The RHS Malvern Spring Festival takes place every year at the Three Counties Showground. I’ve been a few times now, and each year it just gets better. You can expect all the usual features of a flower show; floral marquee, show gardens, celebrity talks, workshops, food and drink, entertainment, and lots of plant stalls to tempt even the most iron-willed gardener. Sunday is Family Day, with lots of activities and workshops aimed at children.
There’s so much to see, too much to fit into one day really, but we did our best!
I’m going to share my personal highlights from the festival and show gardens with you, and also let you see what the kids chose as their top picks from the show.
Show & Festival Gardens
The Reflections of Japan garden draws inspiration from the Japanese tea garden, and was a wonderfully calm, reflective space. The stone used really softens the edges of the water, and the planting was immaculate. No surprise that this garden won a Gold medal.
Villaggio Verde’s The Garden of Romance is designed to resemble an old Italian cloister garden. It was so atmospheric, and that huge old olive tree in the centre really stole the show. I love the way the planting is quite formal, but also gives the impression of having spread around naturally over time. When the sun shone on all those herbs and lavender the scent coming at you was just wonderful. A Gold medal for this garden too.
In the Primrose Hospice Time is a Healer garden, I found the contrast of the modern sculptures and seating with the more formal box plants and gravel really effective. The garden aims to provide a space for counselling the bereaved, and to raise awareness of the work done by the hospice.
If I ever move into a country cottage, this is how I want my garden to look. The Water Spout just begs you to wander in, sit on the bench and enjoy the lovely informal planting and rock pool. As well as looking wonderful, it would be a fantastic garden for wildlife. This garden won the award for Best Festival Garden, very well-deserved in my opinion.
The Low Line is aimed at urban and contemporary spaces, and I found it a real exercise in contrast. The old sunken wheel and the informal planting feels very different to the modern waterfall feature, fencing and hard landscaping; I like both elements, but I’m not sure I’d want them next to each other in my garden. What do you think?
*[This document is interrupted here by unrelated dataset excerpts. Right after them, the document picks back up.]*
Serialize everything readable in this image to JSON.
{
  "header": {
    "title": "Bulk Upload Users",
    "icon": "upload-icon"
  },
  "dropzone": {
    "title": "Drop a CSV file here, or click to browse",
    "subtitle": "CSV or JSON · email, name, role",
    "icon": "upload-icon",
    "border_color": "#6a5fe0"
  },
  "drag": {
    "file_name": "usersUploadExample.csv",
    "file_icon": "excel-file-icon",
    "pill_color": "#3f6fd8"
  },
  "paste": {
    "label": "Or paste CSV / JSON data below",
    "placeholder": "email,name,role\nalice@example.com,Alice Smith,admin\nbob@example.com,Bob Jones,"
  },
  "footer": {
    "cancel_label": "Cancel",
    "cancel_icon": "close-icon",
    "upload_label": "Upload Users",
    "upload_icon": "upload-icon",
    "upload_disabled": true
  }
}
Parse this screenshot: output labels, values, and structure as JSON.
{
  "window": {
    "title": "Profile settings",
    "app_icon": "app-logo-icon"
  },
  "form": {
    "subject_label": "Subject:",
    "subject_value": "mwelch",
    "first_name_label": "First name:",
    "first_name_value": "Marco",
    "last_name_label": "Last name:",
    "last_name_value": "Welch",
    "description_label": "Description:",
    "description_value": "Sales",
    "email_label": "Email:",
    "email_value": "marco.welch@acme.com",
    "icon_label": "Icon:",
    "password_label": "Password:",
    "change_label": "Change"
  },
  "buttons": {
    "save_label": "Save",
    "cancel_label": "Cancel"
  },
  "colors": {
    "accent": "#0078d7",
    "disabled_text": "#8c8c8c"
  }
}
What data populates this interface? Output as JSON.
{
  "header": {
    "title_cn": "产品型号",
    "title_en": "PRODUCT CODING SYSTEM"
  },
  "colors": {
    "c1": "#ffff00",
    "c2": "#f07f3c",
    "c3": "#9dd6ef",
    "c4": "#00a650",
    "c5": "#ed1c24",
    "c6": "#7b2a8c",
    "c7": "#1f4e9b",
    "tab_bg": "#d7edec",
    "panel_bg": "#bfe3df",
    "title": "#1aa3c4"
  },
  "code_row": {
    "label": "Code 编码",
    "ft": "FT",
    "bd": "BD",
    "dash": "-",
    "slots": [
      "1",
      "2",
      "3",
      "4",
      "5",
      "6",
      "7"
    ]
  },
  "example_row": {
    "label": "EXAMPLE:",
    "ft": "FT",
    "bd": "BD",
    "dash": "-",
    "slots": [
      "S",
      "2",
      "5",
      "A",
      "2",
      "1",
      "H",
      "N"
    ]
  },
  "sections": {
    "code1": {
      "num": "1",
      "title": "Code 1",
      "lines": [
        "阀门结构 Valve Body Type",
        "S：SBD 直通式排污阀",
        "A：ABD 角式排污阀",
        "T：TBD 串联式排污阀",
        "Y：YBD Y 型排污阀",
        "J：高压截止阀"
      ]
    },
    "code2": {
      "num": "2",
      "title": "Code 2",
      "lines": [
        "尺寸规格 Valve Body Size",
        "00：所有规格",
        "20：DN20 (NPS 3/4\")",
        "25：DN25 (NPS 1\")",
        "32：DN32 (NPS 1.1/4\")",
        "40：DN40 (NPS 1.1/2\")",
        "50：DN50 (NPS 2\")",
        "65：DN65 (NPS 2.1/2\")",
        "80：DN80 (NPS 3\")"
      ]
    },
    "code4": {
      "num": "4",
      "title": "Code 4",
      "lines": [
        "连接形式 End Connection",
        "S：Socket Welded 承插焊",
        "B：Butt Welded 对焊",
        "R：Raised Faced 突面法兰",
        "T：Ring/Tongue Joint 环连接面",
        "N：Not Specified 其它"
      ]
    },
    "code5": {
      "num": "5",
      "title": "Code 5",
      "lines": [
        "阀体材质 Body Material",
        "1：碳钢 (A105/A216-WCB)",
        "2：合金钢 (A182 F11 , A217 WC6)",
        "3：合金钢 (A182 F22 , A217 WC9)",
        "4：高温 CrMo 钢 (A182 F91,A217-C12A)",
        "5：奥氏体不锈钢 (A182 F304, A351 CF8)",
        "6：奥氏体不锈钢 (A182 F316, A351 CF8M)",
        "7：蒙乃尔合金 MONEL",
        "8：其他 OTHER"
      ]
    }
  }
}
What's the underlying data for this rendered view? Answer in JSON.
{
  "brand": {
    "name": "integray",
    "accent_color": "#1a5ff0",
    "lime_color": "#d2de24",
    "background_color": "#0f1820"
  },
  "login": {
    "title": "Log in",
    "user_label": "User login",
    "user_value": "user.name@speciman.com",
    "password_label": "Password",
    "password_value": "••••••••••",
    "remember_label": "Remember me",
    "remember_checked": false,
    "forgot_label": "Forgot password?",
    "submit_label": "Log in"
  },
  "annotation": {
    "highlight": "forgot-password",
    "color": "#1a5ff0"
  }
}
Now this garden, Gardening Amidst Ruins: A Homage to Capability Brown by Wyevale Garden Centres, really got people talking. Brown liked gardening in ruins, and the garden aims to evoke a feeling of one of his own lost gardens. The sunken hut in the middle really dominates the space, and the whole garden feels like it’s teetering on the edge of wilderness. What do you think – a bit of a mess, or an imaginative way to preserve the past? The judges thought it deserved a Gold medal. It’s certainly though-provoking, isn’t it?
The Alchemy garden is a permanent garden, and each year an area is updated for the festival. This beautiful water feature stopped me in my tracks, and really set the mood for the whole space.
I love this central seating area on the Graduate Gardeners Gold medal-winning Sunken Retreat garden. The seating is designed to allow you to enjoy the planting at eye level, and you’ve got that lovely, simple water feature providing sound and movement in the background. What a fabulous space for entertaining.
Top Picks from the Kids
This is just one of the many fantastic school gardens created for the RHS Malvern’s School Gardens Challenge, which is championed by BBC Blue Peter Gardener Chris Collins. Local schoolchildren design and build their own show gardens, and Chris offers hands-on advice and guidance throughout the process. Both of my kids really loved exploring this inspirational area, and seeing just how much young gardeners can achieve.
Another inspiring school garden, these little fairy doors would be a brilliant craft activity to do with the kids.
This living chair really made them giggle, I wonder what it would feel like to sit on?!
Now this was a pretty exciting moment for our youngest; front row seats to watch CBeebies star Mr Bloom. Alongside Blue Peter gardener Chris Collins, he was showing the children how to plant an edible hanging basket. We’ll be making our own version very soon!
Mr Alexander is a bit of a Malvern institution. His one-man variety show features magic, juggling, balance and illusion, and is a real step back in time. All the kids watching him were completely enthralled. Chris was roped in to help with the grand finale unicycle display, unfortunately I wasn’t quick enough with the camera for that bit!
And of course, no family day out in the sunshine would be complete without ice creams and ice lollies….
Visiting inspirational gardens isn’t always the most entertaining day out for children, but Family Day at RHS Malvern really does make it easy. There’s more than enough for the kids to see and do, so you can easily keep them entertained while you get your gardening fix. We all had a really great day out, and we’ll be back again next year I’m sure.
The RHS Malvern Spring Festival has now finished, but if you’re interested in details of next year’s show these will be coming soon on their website. You can also check out all the other RHS shows taking place this year at www.rhs.org.uk/shows-events.